La cruel metamorfosis sufrida en poco tiempo por aquel barco que tanto amaba parecía haber desmoronado igualmente ei espirito e Abel Perdomo, que comenzaba a dudar de su capacidad de sobrevivir sobre un Océano que no aceptaba brindarle la oportunidad de salvar a los suyos empleando para ello todo el caudal de su experiencia.
El mundo de generaciones de «Maradentro» estaba hecho de viento, pues el viento había sido su aliado o su enemigo desde que tenían memoria, y al igual que los había castigado lanzando sobre ellos toda la fuerza de su infinita furia, los había ayudado hinchando sus velas y empujándoles velozmente en busca de los bancos de atunes y sardinas.
Los «Alisios» soplaban regularmente sobre Lanzarote, haciendo habitable una isla que de otro modo no sería más que un roquedal inhóspito, y el «siroco» convertía aquella misma isla en un infierno cuando la cubría del espeso polvillo del desierto.

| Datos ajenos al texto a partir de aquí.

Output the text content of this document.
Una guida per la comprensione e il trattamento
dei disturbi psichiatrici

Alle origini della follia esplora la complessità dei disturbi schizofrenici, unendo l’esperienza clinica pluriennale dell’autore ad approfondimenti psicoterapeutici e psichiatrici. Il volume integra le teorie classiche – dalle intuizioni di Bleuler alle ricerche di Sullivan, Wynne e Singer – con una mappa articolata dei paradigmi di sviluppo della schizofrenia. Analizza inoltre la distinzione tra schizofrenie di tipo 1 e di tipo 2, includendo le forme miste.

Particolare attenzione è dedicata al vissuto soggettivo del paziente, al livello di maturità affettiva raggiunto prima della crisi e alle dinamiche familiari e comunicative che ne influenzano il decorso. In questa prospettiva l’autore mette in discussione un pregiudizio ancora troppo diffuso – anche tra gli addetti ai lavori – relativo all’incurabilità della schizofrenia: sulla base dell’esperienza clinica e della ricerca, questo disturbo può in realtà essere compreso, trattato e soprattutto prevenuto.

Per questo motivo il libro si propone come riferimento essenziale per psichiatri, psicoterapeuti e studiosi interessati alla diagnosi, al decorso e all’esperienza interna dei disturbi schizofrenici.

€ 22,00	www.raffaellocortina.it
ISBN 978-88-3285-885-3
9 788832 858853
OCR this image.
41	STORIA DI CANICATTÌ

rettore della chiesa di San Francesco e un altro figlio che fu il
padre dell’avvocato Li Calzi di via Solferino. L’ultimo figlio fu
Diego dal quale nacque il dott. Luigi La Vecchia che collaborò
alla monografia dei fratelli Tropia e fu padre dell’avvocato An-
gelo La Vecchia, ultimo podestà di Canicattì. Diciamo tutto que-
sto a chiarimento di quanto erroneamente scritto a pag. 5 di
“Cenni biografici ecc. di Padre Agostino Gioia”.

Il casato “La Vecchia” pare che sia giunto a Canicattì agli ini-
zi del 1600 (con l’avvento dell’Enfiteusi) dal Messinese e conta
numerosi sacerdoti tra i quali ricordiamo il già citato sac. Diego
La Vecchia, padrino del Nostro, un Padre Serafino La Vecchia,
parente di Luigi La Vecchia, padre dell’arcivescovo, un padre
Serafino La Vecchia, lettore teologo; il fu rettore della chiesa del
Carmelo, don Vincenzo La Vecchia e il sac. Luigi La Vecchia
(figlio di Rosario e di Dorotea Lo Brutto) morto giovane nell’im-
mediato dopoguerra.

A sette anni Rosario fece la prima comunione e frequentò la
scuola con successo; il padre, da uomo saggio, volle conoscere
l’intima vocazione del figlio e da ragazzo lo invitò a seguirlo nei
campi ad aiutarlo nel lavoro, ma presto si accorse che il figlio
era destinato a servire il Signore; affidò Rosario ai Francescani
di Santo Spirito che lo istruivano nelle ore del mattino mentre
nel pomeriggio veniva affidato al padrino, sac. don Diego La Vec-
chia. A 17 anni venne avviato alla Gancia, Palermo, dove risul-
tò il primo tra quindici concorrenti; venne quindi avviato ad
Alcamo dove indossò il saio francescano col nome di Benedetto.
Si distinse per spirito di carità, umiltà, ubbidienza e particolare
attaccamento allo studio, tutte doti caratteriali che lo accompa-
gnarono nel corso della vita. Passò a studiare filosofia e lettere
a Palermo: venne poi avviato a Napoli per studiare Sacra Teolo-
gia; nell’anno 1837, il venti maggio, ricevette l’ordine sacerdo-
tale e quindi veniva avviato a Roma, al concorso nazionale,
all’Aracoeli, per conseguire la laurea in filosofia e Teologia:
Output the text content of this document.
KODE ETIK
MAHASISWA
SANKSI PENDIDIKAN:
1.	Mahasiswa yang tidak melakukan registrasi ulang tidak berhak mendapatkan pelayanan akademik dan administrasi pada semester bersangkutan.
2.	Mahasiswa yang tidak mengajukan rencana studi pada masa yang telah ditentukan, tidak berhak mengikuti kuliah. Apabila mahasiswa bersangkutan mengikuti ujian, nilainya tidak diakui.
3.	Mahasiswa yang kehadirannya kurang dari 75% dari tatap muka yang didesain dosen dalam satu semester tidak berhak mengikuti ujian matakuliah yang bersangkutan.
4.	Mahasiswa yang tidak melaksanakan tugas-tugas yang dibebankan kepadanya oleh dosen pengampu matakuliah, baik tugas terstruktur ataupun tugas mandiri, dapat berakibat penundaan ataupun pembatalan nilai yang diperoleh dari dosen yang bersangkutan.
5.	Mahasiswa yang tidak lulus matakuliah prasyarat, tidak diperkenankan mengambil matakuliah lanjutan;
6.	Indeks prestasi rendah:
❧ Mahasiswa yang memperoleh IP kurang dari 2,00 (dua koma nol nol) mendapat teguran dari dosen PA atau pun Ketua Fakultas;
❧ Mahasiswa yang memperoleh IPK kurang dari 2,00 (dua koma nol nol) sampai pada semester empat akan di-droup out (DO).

El viento iba y venía, cambiaba su fuerza o rolaba a su capricho y se podía contar con él para lo bueno o lo malo, pero ahora, allí, en el corazón mismo del Océano, las velas de la goleta eran colgajos que recordaban los adornos de papel de una verbena tras una noche de lluvia; crespones de un entierro; flores marchitas.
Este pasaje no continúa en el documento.